The Cyber category assesses the external-facing digital security posture of a company. It does not perform penetration testing or scan internal networks. Instead, it examines publicly visible signals: how well a company has configured its email defences, whether its website follows security best practices, and whether it holds recognised cybersecurity certifications.
For procurement and compliance teams, a supplier's cyber posture matters because a breach at a supplier can expose your own data, disrupt your operations, or create regulatory liability. The Cyber category gives you a structured, automated assessment without requiring the supplier to fill in a security questionnaire.
What it checks
The Cyber category runs over 40 tests, grouped into several areas.
Email security
Email is the most common attack vector for business fraud, phishing, and impersonation. Senserity checks three key email authentication standards:
SPF (Sender Policy Framework). SPF tells receiving mail servers which servers are authorised to send email on behalf of the company's domain. Without SPF, anyone can send email that appears to come from the company. Senserity checks whether an SPF record exists and whether it is correctly configured.
DKIM (DomainKeys Identified Mail). DKIM adds a cryptographic signature to outgoing emails, allowing the recipient's server to verify that the message has not been altered in transit. Senserity checks for the presence of DKIM records.
DMARC (Domain-based Message Authentication, Reporting and Conformance). DMARC ties SPF and DKIM together and tells receiving servers what to do when an email fails authentication: accept it, quarantine it, or reject it. A strong DMARC policy (reject) means the company has taken steps to prevent its domain being used for phishing. Senserity checks the DMARC record, its policy strength, and whether reporting is configured.
A company with all three correctly configured has a significantly stronger email security posture than one with none. The combination of SPF, DKIM, and DMARC is tested as an "email authentication triad" with its own dedicated assessment.
Website security
Senserity checks a range of web security indicators:
SSL/TLS certificates. Whether the website uses HTTPS, whether the certificate is valid and not expired, and what type of certificate is in use. An expired or missing SSL certificate is a visible sign of poor maintenance.
Security headers. Modern web security relies on HTTP headers that instruct browsers to enforce security policies. Senserity checks for HSTS (forcing HTTPS connections), Content Security Policy (preventing code injection), clickjacking protection, MIME sniffing protection, and referrer policy. Each missing header represents a defence that has not been configured.

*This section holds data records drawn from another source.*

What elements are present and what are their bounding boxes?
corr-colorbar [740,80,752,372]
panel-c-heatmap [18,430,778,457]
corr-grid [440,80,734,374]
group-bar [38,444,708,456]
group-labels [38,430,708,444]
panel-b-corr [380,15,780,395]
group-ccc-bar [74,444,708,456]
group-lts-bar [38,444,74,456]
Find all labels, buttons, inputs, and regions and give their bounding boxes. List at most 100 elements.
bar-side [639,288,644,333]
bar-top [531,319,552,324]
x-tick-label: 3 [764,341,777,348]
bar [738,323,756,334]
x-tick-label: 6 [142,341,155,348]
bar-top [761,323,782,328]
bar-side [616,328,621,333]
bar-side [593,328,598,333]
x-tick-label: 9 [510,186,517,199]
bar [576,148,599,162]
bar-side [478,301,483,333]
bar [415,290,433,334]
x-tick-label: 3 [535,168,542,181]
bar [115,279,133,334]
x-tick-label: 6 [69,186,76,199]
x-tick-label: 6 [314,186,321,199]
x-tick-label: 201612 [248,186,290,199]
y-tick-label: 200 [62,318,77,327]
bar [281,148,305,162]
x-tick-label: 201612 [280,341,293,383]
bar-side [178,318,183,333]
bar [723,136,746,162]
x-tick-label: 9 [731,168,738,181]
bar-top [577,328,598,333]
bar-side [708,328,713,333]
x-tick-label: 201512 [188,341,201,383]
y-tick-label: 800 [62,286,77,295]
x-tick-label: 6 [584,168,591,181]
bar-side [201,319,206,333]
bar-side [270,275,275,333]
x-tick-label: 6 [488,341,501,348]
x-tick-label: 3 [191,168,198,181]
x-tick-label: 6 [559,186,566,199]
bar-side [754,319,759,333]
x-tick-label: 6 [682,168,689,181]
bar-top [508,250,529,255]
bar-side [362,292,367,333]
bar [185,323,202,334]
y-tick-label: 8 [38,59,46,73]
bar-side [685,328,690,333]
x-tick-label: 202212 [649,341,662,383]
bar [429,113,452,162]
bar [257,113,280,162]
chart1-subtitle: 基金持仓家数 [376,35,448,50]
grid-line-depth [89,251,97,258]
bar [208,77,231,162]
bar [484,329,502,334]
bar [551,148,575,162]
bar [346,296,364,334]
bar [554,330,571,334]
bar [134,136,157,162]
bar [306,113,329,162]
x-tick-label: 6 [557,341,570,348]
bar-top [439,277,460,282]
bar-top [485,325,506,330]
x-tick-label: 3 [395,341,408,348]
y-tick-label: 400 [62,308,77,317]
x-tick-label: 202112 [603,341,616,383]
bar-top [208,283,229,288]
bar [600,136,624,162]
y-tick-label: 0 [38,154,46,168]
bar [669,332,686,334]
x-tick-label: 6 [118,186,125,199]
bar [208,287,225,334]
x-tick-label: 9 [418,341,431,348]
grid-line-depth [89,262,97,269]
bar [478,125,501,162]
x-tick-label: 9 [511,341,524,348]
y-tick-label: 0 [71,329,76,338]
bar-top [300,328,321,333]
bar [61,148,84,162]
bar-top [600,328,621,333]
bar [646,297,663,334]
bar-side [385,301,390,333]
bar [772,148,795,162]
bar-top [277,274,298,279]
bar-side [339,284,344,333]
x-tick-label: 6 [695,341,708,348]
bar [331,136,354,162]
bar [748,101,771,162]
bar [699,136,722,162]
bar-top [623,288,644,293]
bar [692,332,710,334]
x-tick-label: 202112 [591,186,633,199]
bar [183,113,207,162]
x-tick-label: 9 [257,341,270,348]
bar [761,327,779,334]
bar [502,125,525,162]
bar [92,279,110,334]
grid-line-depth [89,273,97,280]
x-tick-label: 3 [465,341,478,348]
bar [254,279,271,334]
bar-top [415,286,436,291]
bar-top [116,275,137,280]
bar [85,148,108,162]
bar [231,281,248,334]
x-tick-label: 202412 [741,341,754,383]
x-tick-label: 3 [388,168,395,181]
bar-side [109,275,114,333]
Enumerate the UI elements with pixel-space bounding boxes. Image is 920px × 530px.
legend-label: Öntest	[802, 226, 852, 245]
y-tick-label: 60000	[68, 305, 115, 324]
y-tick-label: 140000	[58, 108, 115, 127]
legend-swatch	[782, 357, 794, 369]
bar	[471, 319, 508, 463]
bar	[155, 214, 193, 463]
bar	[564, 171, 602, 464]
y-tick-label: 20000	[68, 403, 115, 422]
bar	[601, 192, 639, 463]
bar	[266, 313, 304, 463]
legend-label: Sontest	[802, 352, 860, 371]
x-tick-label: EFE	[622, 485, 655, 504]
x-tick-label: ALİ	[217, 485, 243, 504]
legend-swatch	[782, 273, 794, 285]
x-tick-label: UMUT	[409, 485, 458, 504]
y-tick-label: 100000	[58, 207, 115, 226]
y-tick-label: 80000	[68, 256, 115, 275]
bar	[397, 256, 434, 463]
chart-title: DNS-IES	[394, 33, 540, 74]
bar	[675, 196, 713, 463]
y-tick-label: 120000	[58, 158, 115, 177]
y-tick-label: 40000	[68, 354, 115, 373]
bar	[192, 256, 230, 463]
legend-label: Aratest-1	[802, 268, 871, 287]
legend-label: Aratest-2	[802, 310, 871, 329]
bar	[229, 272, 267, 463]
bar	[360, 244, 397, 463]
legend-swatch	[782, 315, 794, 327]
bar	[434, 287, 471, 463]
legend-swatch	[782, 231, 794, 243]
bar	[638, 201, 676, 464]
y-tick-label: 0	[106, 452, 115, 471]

Threat intelligence. Senserity checks the company's domain against known threat databases, including Spamhaus (email blacklists), URLhaus (malware distribution), and Google Safe Browsing. A listing on any of these indicates the domain has been associated with malicious activity.
Sensitive path exposure. Senserity checks for common administrative and configuration paths (such as login pages, backup files, or debug endpoints) that should not be publicly accessible. Exposed paths can give attackers a foothold.
CMS and technology detection. Senserity identifies the content management system and key technologies used by the website. Outdated or unpatched systems are a known risk.
Cyber Essentials certification
Cyber Essentials is a UK government-backed certification scheme that covers five basic security controls: firewalls, secure configuration, access control, malware protection, and patch management. There are two levels: Cyber Essentials (self-assessed) and Cyber Essentials Plus (independently verified).
Senserity checks whether the company holds a valid Cyber Essentials certificate, what level it has achieved, and when the certificate expires. Certification is not mandatory for most companies, so its absence is not treated as a failure. However, holding a valid certificate is a positive signal, and an expired certificate that has not been renewed is flagged.
Cyber Essentials checks consume 1 credit per company and are available from the Trial tier upwards.
How scores work
Each Cyber test produces a pass, warning, or fail result with an associated severity. The individual results are aggregated into the Cyber category score using the same weighted approach as all other categories, where Critical and High severity failures have a larger impact than Low or Info findings.
A company with no website or no domain will have limited Cyber test coverage. In these cases, the category score is based on whatever data is available, and the absence of a web presence is noted but not penalised.
What it does not check
The Cyber category assesses external-facing configuration only. It does not test internal network security, endpoint protection, staff training, incident response procedures, or data handling practices. These are important aspects of cybersecurity, but they require direct access or supplier cooperation to assess. For those areas, Senserity's attestation system allows you to ask suppliers directly about their internal security practices.